Nature, some Very Old Tombs, and a Slavic Ringwall
The Baltic Sea coast and the landscape further inland are beautiful in a way different from the mountains of the Harz and Meissner or along the Weser; places I’ve frequently blogged about. But I love the northern part of Germany and the sea very much.
Hiddensee island, the coast of the Baltic Sea
Offshore of Stralsund are two islands, Rügen and the smaller Hiddensee. Fortunately, one day turned out to be sunny, and I decided to take a ship over to Hiddensee and do some hiking in the dunes, juniper heath and beech forests of this lovely island.
Hiddensee, the lagoon side seen from the lighthouse
There are no cars on Hiddensee (except for an ambulance and a small school bus) so you have to use your feet, a bicycle, or a horse coach to get around. I’d read about Hiddensee in a children’s book many years ago and was devastated when my parents told me it was in the GDR and we could not go there. Well, there’s no longer a GDR and now I could go there.

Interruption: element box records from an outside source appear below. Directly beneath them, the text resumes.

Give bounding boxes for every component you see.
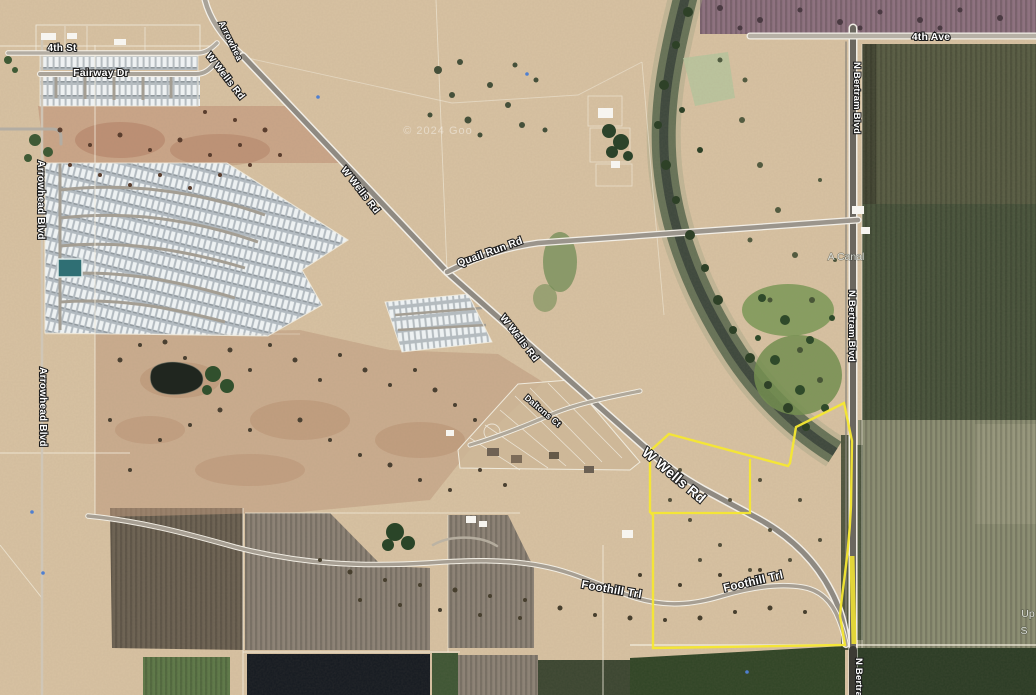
map-canvas[interactable]: 4th St Fairway Dr Arrowhea W Wells Rd Ar…	[0, 0, 1036, 695]
label-edge-partial-2: S	[1020, 625, 1027, 637]
label-a-canal: A Canal	[828, 251, 865, 263]
label-bertram-1: N Bertram Blvd	[851, 62, 862, 134]
label-4th-st: 4th St	[48, 43, 77, 54]
label-bertram-2: N Bertram Blvd	[846, 290, 857, 362]
label-bertram-3: N Bertram Blvd	[853, 658, 864, 695]
pool	[58, 259, 82, 277]
label-4th-ave: 4th Ave	[912, 31, 951, 43]
label-fairway-dr: Fairway Dr	[73, 67, 129, 79]
satellite-map: 4th St Fairway Dr Arrowhea W Wells Rd Ar…	[0, 0, 1036, 695]
label-watermark: © 2024 Goo	[403, 125, 472, 137]
label-edge-partial-1: Up	[1021, 608, 1035, 620]
label-arrowhead-blvd-2: Arrowhead Blvd	[37, 367, 48, 446]
label-arrowhead-blvd-1: Arrowhead Blvd	[35, 160, 46, 239]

Riparian forest at the river Wakenitz
The Wakenitz is a river which springs from the Ratzeburg Lake and confluences into the Trave near Lübeck. The river had been the border between West-and East-Germany and therefore remained a wilderness with riparian forests framing its shores. There’s a ship tour from the Ratzeburg Lake to Lübeck which turned out to be one of the most beautiful ones I ever did.
The bay of Wismar, seen from the cog Wissemara
Another fun ship tour I did was an afternoon out at sea on the reconstruced cog Wissemara. It is modeled after a wreck dating to 1560 which had been found near the Poel peninsula in 1999. When I was in Wismar in 2004, I came across the construction site of the cog, so being able to sail with her now was a special experience.
One of several Neolithic burials near Grevesmühlen
Mecklenburg-Vorpommern is rich in tombs from the Neolithic Funnelbeaker culture (3,500 – 3,200 BC). We got the simple dolmen type, the great dolmen, the passage grave, and the long barrow. The boulders used to erect them are glacial erratics. There are several burial sites in the Everstorf Forest near Grevesmühlen.
The dolmen called Devil’s Oven
Those giant stone structures led to local legends. The dolmen above is called Devil’s Oven and the matching long barrow stone setting is the devil’s bed. Often, the extended dolmen are refered to as giant’s tombs with the usual legend about how someone tricked the giant and killed him.
Open air museum Gross-Raden, the gate of the settlement
Another interesting place was the open air museum in Gross-Raden, a reconstructed Slavic settlement with ringwall castle from the 10th century, which has been built on the original site. Excavations had taken place 1973-80 and the reconstruction started a few years later; the museum opened in 1987.
Gross-Raden, the ringwall fortress
Like in Haithabu, not all the houses have been reoconstructed, but Gross-Raden has more buildings, including a temple. The most interesting feature is the ringwall fortress – an earthen rampart crowned by a timber palisade – with its impressive tunnel door.
Humboldt penguin in the Ozeaneum Stralsund
The Ozeaneum in Stralsund shows the underwater world of the Baltic Sea and the North Sea, plus some time-limited themed exhibitions in a series of aquariums and other displays. It was an interesting way to spend a rainy evening. The Humboldt penguins don’t belong in the north, of course, but they’re a cute addition.
Another view of the bay of Wismar seen from the cog
Finally another shot taken from the stern of the cog. The sun had decided to come out after a very wet morning and give me some nice blue water and sky.